Pterostylis spathulata facts for kids
Quick facts for kidsSpoon-lipped rufous greenhood
Priority One — Poorly Known Taxa (DEC)
Oligochaetochilus spathulatus (M.A.Clem.) Szlach.
Pterostylis spathulata, commonly known as the spoon-lipped rufous greenhood or Moora rustyhood is a plant in the orchid family Orchidaceae and is endemic to the south-west of Western Australia. Both flowering and non-flowering plants have a relatively large rosette of leaves.
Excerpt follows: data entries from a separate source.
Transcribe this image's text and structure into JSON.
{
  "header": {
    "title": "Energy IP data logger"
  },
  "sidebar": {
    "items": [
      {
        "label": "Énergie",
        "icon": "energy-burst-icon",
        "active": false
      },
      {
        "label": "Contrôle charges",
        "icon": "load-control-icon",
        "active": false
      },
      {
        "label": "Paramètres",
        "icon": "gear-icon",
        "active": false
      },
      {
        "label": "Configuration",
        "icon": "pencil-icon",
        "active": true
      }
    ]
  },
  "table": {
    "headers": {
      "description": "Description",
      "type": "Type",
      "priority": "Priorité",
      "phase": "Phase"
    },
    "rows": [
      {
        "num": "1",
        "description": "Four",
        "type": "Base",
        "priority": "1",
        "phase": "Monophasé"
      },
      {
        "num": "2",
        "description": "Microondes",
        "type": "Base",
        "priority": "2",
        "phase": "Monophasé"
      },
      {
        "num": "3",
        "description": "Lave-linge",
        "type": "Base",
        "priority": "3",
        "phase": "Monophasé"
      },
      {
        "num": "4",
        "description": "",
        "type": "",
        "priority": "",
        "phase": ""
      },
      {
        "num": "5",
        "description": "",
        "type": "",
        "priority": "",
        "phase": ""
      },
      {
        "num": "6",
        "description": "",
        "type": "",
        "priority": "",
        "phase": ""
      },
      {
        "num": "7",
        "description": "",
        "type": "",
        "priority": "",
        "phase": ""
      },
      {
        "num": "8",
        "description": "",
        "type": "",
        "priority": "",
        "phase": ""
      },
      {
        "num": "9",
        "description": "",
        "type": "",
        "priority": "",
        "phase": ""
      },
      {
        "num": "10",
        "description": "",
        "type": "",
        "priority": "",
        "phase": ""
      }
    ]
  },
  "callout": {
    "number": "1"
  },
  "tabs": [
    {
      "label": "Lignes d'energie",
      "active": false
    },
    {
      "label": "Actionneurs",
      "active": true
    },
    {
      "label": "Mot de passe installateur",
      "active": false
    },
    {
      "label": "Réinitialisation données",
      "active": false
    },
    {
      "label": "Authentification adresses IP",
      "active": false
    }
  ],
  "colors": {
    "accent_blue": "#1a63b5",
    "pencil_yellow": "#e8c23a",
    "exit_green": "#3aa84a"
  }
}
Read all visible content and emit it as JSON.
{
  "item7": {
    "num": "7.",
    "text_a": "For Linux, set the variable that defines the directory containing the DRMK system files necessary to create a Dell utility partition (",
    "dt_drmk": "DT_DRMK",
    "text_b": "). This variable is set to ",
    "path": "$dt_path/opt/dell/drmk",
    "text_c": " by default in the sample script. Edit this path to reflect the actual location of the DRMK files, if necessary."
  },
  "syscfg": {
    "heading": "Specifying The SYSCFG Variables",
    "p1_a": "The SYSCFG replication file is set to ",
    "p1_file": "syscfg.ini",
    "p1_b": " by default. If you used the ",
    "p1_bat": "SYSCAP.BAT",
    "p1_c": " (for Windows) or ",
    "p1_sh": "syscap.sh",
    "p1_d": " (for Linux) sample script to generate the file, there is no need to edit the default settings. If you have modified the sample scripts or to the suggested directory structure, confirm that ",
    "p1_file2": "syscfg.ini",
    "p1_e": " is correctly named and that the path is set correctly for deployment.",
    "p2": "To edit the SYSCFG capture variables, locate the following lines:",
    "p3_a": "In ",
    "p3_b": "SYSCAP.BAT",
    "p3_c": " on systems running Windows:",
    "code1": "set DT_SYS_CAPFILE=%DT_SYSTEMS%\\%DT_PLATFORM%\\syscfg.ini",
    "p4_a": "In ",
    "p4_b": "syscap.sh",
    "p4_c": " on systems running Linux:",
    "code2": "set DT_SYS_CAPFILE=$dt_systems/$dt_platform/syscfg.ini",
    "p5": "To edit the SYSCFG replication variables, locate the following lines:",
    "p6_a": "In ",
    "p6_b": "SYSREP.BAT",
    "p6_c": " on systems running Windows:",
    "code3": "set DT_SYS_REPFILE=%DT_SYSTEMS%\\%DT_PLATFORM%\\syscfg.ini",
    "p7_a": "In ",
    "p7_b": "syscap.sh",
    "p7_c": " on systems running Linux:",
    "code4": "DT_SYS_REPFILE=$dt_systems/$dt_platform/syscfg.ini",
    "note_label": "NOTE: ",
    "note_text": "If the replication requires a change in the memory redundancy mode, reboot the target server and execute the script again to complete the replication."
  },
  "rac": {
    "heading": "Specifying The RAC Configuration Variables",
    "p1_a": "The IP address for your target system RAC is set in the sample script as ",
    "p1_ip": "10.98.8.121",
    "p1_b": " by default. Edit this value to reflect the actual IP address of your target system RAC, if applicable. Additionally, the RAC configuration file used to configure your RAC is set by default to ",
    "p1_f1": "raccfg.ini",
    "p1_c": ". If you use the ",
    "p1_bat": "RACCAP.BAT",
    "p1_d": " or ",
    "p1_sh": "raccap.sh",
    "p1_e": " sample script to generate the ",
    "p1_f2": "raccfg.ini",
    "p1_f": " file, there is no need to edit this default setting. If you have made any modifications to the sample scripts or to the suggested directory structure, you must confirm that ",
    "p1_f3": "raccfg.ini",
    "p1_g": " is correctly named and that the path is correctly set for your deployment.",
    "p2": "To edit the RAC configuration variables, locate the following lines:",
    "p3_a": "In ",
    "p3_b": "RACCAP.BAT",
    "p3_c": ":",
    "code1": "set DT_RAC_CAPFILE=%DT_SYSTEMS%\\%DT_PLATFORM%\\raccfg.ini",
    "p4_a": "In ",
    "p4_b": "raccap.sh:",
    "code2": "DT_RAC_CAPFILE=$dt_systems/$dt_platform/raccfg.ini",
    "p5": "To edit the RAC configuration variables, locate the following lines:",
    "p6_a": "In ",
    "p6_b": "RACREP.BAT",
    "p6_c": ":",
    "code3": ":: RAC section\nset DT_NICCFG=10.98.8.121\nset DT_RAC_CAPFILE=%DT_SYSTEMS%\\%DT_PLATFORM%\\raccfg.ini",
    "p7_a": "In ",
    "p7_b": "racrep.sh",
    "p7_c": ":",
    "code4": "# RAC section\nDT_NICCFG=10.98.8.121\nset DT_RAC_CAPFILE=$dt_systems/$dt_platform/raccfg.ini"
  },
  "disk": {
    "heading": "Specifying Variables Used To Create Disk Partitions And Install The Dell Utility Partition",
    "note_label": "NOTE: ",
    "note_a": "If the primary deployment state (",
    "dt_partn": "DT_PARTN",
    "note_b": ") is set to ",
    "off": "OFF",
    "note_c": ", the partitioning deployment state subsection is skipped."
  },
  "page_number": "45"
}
Flowering plants also have up to ten or more white and green or brown flowers with fine, upturned tips on the lateral sepals and a spoon-shaped, insect-like labellum.
Pterostylis spathulata is a terrestrial, perennial, deciduous, herb with an underground tuber and a rosette of between six and ten leaves. The leaves are 20–45 mm (0.8–2 in) long and 7–14 mm (0.3–0.6 in) wide. Flowering plants have a rosette at the base of the flowering stem but the leaves are usually withered by flowering time. Up to ten or more white and green or brown flowers are borne on a flowering stem 150–350 mm (6–10 in) tall. The flowers lean forward and are 20–22 mm (0.8–0.9 in) long and 7–9 mm (0.3–0.4 in) wide. The dorsal sepal and petals form a hood or "galea" over the column with the dorsal sepal having a thread-like tip 9–11 mm (0.35–0.43 in) long. The lateral sepals turn downwards, the same width as the galea, deeply dished, hairy and suddenly taper to narrow tips 18–22 mm (0.7–0.9 in) long which turn forward and upward. The labellum is cup-shaped and insect-like, about 5 mm (0.2 in) long, 3 mm (0.1 in) wide with six to eight long hairs on each side of the "body". Flowering occurs from September to November.
Taxonomy and naming
Pterostylis spathulata was first formally described in 1989 by Mark Clements from a specimen collected near Moora and the description was published in Australian Orchid Research. The specific epithet (spathulata) is derived from the Latin word spatha meaning "spoon" referring to the spoon-shaped labellum of this orchid.
Distribution and habitat
The spoon-lipped rufous greenhood grows in woodland and shrubland and on granite outcrops between Mullewa and the Fitzgerald River in the Avon Wheatbelt, Coolgardie, Mallee, Murchison, Swan Coastal Plain and Yalgoo biogeographic regions.
Pterostylis spathulata is classified as "not threatened" by the Western Australian Government Department of Parks and Wildlife.